BOUVARD Stéphanie

Par Jean Maitron et Claude Pennetier

Née le 27 mai 1872 à Lyon (Rhône), morte le 16 Juillet 1956 à Argenteuil (Val-d’Oise) ; fleuriste plumassière ; syndicaliste CGT de l’Habillement à Paris ; militante socialiste et féministe ; opposante à la Première Guerre mondiale.

Fille de la féministe et syndicaliste A. Bouvard (voir Dictionnaire, t. 11), Stéphanie Bouvard participa avec sa mère et sa sœur Marguerite à la création du syndicat des fleuristes-plumassières en 1896 (La Fronde, 11 novembre 1898). Elle fut membre du comité d’organisation du Congrès international des droits et de la condition des femmes, tenu à Paris du 5 au 8 septembre 1900.

Elle écrivit des articles dans L’Ouvrier de l’Habillement, notamment en janvier 1906 et août 1908. Dans ce dernier numéro, elle indiqua qu’elle était alors directrice de "La Fleur de Paris".

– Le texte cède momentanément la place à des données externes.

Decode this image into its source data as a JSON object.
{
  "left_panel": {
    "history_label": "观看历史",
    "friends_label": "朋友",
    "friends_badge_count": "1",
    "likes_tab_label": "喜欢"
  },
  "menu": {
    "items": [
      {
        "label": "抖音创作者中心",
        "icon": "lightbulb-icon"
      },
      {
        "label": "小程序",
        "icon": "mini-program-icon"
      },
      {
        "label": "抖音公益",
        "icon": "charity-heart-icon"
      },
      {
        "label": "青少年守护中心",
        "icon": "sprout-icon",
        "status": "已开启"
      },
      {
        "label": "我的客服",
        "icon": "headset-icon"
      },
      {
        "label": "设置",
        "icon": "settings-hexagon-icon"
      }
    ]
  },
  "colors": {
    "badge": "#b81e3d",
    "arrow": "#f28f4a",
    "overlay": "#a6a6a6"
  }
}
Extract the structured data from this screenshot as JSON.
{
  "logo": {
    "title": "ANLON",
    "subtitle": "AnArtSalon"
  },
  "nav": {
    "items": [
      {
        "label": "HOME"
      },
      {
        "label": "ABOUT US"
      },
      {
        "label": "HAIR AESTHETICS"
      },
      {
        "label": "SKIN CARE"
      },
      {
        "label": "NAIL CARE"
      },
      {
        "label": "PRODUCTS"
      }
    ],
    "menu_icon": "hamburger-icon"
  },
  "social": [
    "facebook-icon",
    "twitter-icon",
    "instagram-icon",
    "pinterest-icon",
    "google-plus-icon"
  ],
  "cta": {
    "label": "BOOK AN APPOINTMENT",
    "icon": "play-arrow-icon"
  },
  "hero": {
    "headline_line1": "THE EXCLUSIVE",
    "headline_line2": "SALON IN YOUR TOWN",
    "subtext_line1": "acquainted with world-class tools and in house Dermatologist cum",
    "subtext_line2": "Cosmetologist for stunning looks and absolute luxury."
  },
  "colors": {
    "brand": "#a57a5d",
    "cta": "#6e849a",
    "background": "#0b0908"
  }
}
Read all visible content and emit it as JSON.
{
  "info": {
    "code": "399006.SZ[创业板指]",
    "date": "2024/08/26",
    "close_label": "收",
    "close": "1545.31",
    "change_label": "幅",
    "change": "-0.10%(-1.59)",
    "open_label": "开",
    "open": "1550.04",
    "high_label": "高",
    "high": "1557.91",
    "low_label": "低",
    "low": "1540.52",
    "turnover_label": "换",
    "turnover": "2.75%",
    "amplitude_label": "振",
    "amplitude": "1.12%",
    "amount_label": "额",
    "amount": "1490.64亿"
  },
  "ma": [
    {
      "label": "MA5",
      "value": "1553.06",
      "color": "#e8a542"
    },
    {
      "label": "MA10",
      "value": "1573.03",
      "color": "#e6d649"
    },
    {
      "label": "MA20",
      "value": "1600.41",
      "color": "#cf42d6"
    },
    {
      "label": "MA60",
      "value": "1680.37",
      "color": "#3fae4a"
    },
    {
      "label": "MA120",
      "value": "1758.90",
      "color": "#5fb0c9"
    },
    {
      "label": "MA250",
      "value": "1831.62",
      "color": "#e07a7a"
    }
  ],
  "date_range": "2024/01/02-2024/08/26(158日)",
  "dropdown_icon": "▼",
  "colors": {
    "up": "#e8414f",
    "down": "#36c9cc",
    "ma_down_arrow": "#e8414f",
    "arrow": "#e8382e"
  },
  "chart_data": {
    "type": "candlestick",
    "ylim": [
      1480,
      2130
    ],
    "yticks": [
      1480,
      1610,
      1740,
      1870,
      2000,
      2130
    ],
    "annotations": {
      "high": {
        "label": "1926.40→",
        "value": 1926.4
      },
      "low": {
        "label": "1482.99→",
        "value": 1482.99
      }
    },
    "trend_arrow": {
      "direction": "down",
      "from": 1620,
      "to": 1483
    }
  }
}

Elle suivit, en 1915, Louise Saumoneau qui, hostile au groupe féministe socialiste partisan de l’Union sacrée, avait créé un Comité d’action féminine pour la paix contre le chauvinisme, avec notamment Louise Couteaudier. Cette organisation participa à une conférence internationale socialiste des femmes, tenue à Berne à l’initiative de Clara Zetkin, en mars 1915.
Stéphanie Bouvard savait se faire écouter d’un auditoire en réclamant qu’« on fasse cesser cette danse des morts ». Faisant le compte rendu d’une assemblée socialiste de la Seine, Marcel Martinet écrivait à Pierre Monatte le 8 novembre 1915 : « Bouvard, la conseillère prud’homme, s’amène parler de ce qu’ont fait les femmes, de Saumoneau, et qu’à notre honte les bourgeoises de Berne ont plus fait que les femmes socialistes. Merr(heim), R(osmer) aussi m’avaient prévenu contre elle. Mais en tout cas aujourd’hui, extrêmement émue, elle a des paroles émouvantes et justes, et fait une bonne impression. » (Les Archives de Pierre Monatte, op. cit. p. 197). Un rapport de police du 11 décembre 1915 la présentait comme membre de la 2e section du Parti socialiste et gérante de la coopérative socialiste « La Solidarité » (73 rue Dulong, Paris XVIIe).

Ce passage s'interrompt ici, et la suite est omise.